Given an integer array arr, return the length of a maximum size turbulent subarray of arr.
A subarray is turbulent if the comparison sign flips between each adjacent pair of elements in the subarray.
More formally, a subarray [arr[i], arr[i + 1], …, arr[j]] of arr is said to be turbulent if and only if:
For i <= k < j: arr[k] > arr[k + 1] when k is odd, and arr[k] < arr[k + 1] when k is even.
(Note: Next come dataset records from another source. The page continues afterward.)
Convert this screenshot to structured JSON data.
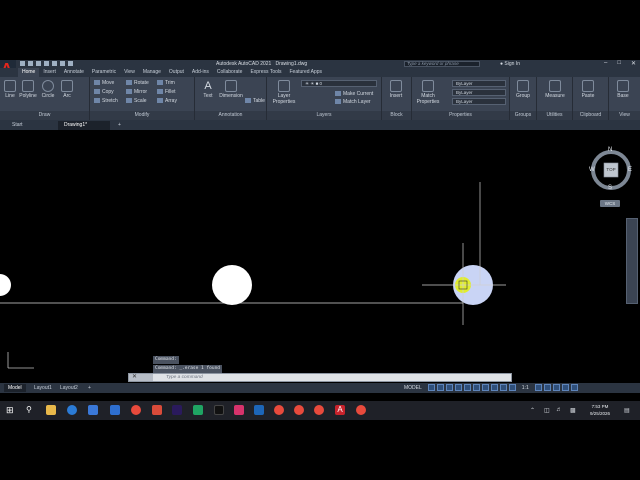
{
  "app": {
    "title": "Autodesk AutoCAD 2021",
    "drawing_name": "Drawing1.dwg",
    "search_placeholder": "Type a keyword or phrase",
    "signin": "Sign In"
  },
  "ribbon_tabs": [
    "Home",
    "Insert",
    "Annotate",
    "Parametric",
    "View",
    "Manage",
    "Output",
    "Add-ins",
    "Collaborate",
    "Express Tools",
    "Featured Apps"
  ],
  "panels": {
    "draw": {
      "title": "Draw",
      "tools": [
        "Line",
        "Polyline",
        "Circle",
        "Arc"
      ]
    },
    "modify": {
      "title": "Modify",
      "tools": [
        "Move",
        "Rotate",
        "Trim",
        "Copy",
        "Mirror",
        "Fillet",
        "Stretch",
        "Scale",
        "Array"
      ]
    },
    "annotation": {
      "title": "Annotation",
      "tools": [
        "Text",
        "Dimension",
        "Table"
      ]
    },
    "layers": {
      "title": "Layers",
      "tools": [
        "Layer Properties",
        "Make Current",
        "Match Layer"
      ]
    },
    "block": {
      "title": "Block",
      "tools": [
        "Insert"
      ]
    },
    "properties": {
      "title": "Properties",
      "match": "Match Properties",
      "bylayer": [
        "ByLayer",
        "ByLayer",
        "ByLayer"
      ]
    },
    "groups": {
      "title": "Groups",
      "tools": [
        "Group"
      ]
    },
    "utilities": {
      "title": "Utilities",
      "tools": [
        "Measure"
      ]
    },
    "clipboard": {
      "title": "Clipboard",
      "tools": [
        "Paste"
      ]
    },
    "view": {
      "title": "View",
      "tools": [
        "Base"
      ]
    }
  },
  "file_tabs": [
    "Start",
    "Drawing1*"
  ],
  "viewcube": {
    "n": "N",
    "s": "S",
    "e": "E",
    "w": "W",
    "top": "TOP",
    "wcs": "WCS"
  },
  "command": {
    "history": [
      "Command:",
      "Command: _.erase 1 found"
    ],
    "placeholder": "Type a command"
  },
  "layout_tabs": [
    "Model",
    "Layout1",
    "Layout2"
  ],
  "status": {
    "model_label": "MODEL",
    "scale": "1:1"
  },
  "clock": {
    "time": "7:53 PM",
    "date": "9/25/2026"
  },
  "colors": {
    "ribbon": "#3b4453",
    "titlebar": "#2b3441",
    "canvas": "#000000",
    "circle": "#ffffff",
    "selected_circle": "#c9d4f5",
    "cursor": "#e3f01a",
    "autocad_red": "#e0271d"
  }
}
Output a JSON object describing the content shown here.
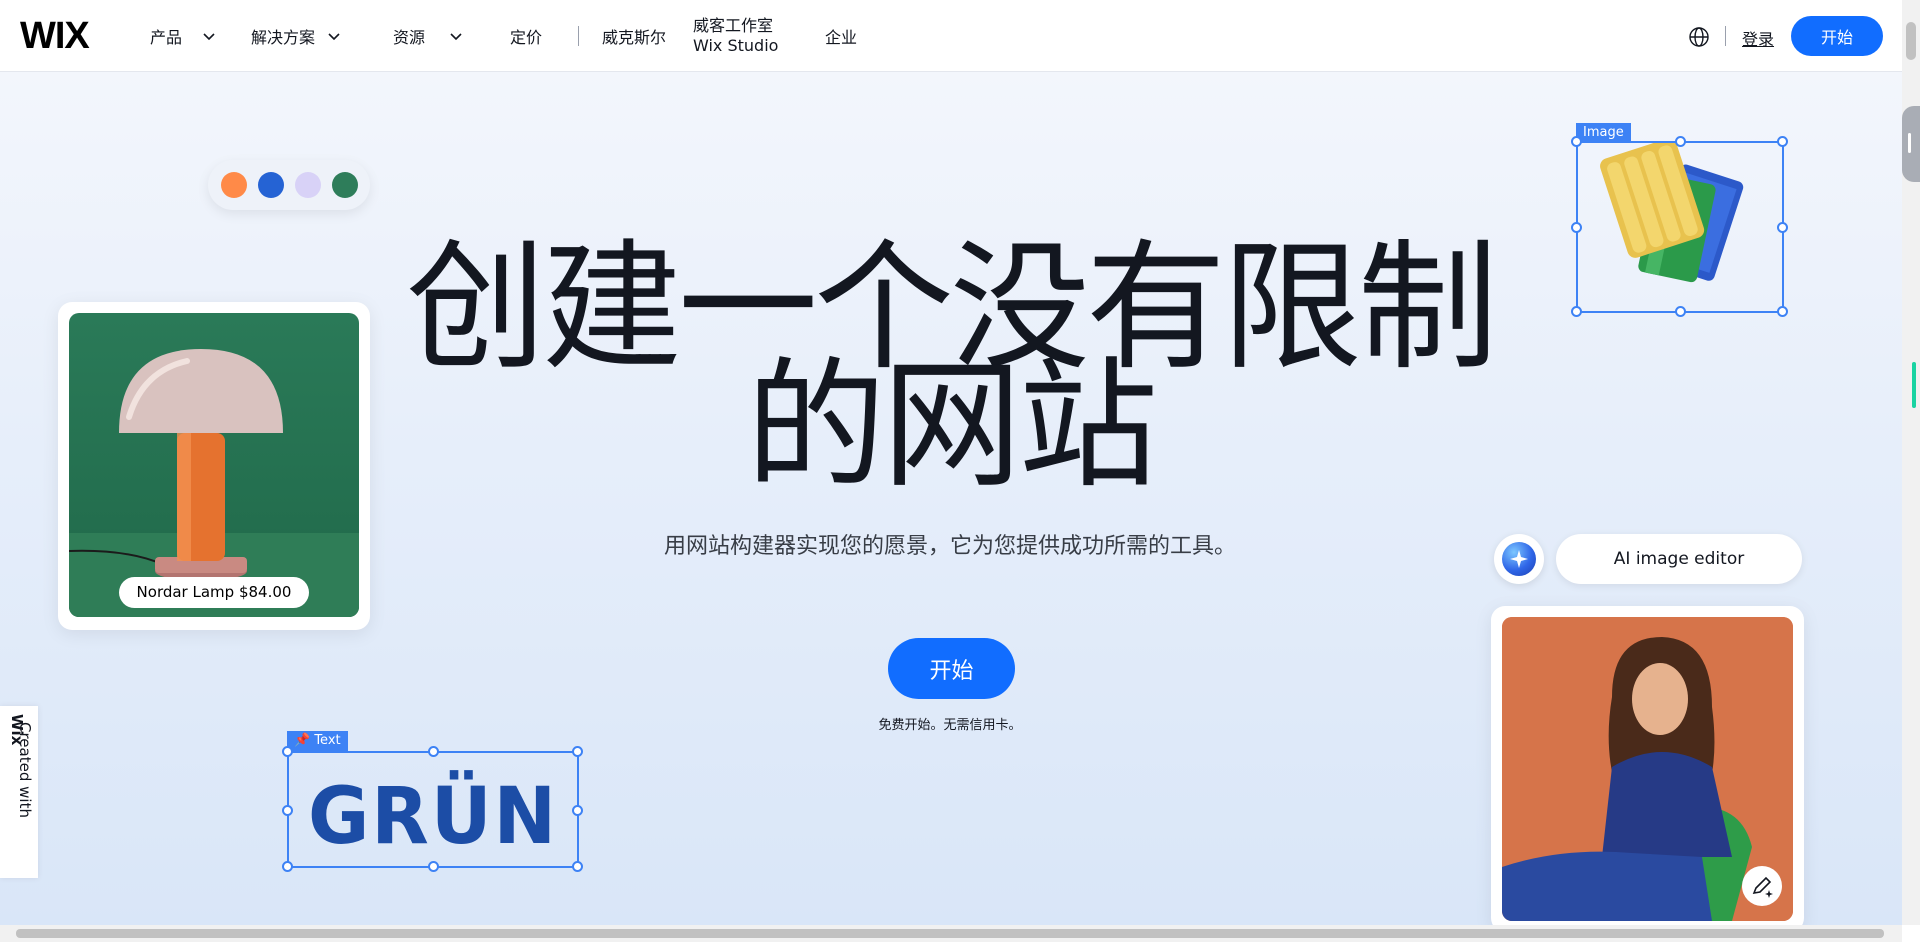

Or, for i <= k < j: arr[k] > arr[k + 1] when k is even, and arr[k] < arr[k + 1] when k is odd.
Input: arr = [9,4,2,10,7,8,8,1,9]
Output: 5
Explanation: arr[1] > arr[2] < arr[3] > arr[4] < arr[5]
Input: arr = [4,8,12,16]
Output: 2
Input: arr = [100]
Output: 1
Reference: https://leetcode.com/explore/challenge/card/september-leetcoding-challenge-2021/638/week-3-september-15th-september-21st/3976/
int maxTurbulenceSize(vector<int>& arr) {
int result = 1, prevEle = 0;
int j = 0;
for (int i = 1; i < arr.size(); ++i) {
int differ = arr[i] - arr[i-1];
if (differ == 0) j = i;
else if ((long)prevEle * differ > 0) j = i-1;
result = max(result, i - j + 1);
prevEle = differ;
}
return result;
}